Soll das heißen, daß Saddam Hussein bald gar nicht mehr über Chemiewaffen verfügt?
Voraussichtlich wird es den Angreifern nicht gelingen, alle bei den irakischen Truppen verteilten Chemiewaffen im erten Streich zu zerstören. Anderseits behindert das Wetter irakische Racheeinsätze. Regnet es erneut oder kommen im Februar die erwarteten Sandstürme, sinkt der Wirkungsgrad dieser Kampfmittel beträchtlich. Dieser Aspekt hat möglicherweise auch zu dem Entschluß beigetragen, jetzt loszuschlagen.
„Surgical Strike“ — chirurgischer Schnitt — nennen die amerikanischen Militärs ihre Taktik. Angeblich sollen hierdurch auch neue politische Möglichkeiten eröffnet werden.
Nun, Saddam Hussein muß wohl erkennen, was ihm vorher nicht so klar war: Die elektronische Kriegsführung ist tatsächlich wirksam darin, ihm seine eigenen Möglichkeiten zu gezielten Gegenschlägen zu nehmen.

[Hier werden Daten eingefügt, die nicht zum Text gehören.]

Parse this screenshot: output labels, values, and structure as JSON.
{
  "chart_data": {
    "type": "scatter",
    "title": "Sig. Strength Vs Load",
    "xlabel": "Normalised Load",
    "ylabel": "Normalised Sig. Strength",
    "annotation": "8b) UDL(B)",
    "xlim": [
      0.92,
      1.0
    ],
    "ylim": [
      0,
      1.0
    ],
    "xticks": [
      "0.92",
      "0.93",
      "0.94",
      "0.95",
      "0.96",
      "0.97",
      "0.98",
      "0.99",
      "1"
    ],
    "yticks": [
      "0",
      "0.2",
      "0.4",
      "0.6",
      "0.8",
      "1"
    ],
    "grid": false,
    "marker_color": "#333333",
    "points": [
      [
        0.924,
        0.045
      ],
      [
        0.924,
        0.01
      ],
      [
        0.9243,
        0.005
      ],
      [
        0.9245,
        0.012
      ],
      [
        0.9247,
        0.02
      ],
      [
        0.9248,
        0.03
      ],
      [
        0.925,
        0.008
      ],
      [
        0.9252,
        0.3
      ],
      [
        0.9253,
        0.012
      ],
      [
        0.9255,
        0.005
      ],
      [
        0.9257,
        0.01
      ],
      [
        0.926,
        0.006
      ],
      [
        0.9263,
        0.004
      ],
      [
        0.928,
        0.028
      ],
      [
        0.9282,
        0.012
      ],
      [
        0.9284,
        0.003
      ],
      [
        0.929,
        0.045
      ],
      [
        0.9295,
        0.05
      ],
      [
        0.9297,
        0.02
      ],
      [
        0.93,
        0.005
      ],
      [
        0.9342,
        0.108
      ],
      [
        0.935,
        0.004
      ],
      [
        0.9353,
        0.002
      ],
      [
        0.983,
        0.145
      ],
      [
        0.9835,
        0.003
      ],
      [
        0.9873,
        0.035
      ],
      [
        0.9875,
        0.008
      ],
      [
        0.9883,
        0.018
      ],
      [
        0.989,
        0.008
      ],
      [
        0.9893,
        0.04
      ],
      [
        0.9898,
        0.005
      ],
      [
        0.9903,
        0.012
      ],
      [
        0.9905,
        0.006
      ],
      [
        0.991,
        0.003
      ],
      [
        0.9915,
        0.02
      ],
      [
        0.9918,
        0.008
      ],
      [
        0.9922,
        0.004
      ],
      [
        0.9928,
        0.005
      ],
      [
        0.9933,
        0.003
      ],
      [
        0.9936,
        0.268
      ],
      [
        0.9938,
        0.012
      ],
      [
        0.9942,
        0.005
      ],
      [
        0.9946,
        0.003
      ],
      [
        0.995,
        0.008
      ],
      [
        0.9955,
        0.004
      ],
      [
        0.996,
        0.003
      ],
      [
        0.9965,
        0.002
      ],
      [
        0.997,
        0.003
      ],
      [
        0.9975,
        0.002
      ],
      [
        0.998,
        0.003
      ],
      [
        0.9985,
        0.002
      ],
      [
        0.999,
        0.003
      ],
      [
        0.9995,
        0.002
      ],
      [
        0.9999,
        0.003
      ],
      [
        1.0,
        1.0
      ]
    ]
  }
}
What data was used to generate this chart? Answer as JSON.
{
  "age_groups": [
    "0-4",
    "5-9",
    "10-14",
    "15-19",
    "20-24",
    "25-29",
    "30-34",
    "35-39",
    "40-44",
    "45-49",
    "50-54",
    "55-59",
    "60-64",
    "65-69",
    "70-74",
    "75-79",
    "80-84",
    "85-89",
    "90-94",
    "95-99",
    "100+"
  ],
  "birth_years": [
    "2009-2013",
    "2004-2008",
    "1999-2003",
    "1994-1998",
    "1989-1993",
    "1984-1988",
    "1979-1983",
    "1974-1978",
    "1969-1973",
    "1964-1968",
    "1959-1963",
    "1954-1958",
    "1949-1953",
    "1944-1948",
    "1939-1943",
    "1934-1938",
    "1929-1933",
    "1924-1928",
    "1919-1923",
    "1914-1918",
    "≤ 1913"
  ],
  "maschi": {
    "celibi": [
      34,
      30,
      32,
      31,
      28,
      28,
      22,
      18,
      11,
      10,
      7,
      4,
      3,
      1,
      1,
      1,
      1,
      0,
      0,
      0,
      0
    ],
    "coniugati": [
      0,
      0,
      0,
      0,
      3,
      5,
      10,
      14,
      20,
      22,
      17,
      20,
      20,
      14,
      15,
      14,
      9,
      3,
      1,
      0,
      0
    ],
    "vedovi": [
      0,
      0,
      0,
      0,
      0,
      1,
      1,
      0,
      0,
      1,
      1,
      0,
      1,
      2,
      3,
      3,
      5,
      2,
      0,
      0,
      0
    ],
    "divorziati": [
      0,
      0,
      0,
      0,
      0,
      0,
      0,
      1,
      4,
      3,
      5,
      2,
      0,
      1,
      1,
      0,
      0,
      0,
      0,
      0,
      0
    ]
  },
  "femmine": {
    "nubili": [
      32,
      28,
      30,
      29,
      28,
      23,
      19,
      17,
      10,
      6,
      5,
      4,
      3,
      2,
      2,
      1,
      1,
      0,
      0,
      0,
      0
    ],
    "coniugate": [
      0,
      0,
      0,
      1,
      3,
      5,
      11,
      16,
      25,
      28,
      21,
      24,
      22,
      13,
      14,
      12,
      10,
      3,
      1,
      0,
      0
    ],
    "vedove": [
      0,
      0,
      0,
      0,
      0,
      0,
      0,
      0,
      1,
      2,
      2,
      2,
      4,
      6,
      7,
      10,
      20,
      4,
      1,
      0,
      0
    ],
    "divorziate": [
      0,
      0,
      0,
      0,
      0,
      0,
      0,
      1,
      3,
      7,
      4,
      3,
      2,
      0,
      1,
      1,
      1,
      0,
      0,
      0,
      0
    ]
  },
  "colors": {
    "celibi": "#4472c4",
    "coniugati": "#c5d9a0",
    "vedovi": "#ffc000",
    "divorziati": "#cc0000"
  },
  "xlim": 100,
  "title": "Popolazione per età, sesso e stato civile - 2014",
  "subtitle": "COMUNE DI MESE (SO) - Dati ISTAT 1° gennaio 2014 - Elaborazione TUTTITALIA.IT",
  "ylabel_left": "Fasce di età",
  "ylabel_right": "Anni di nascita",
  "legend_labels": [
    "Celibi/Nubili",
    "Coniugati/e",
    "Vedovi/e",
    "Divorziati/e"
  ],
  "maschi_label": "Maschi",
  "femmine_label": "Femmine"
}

Die in seiner Sicht kriegsentscheidenden Mittel, nämlich die Chemie- und möglicherweise Kernwaffen, werden ihm mitsamt der Trägerwaffen gleich im ersten Gang aus der Hand geschlagen. Jetzt kann er allenfalls eine Schlacht auf dem Boden führen — und das angesichts feindlicher Luftüberlegenheit.
Werden die alliierten Truppen am Golf mit dieser Taktik der flexibler Überraschungsangriffe aus der Luft weitermachen?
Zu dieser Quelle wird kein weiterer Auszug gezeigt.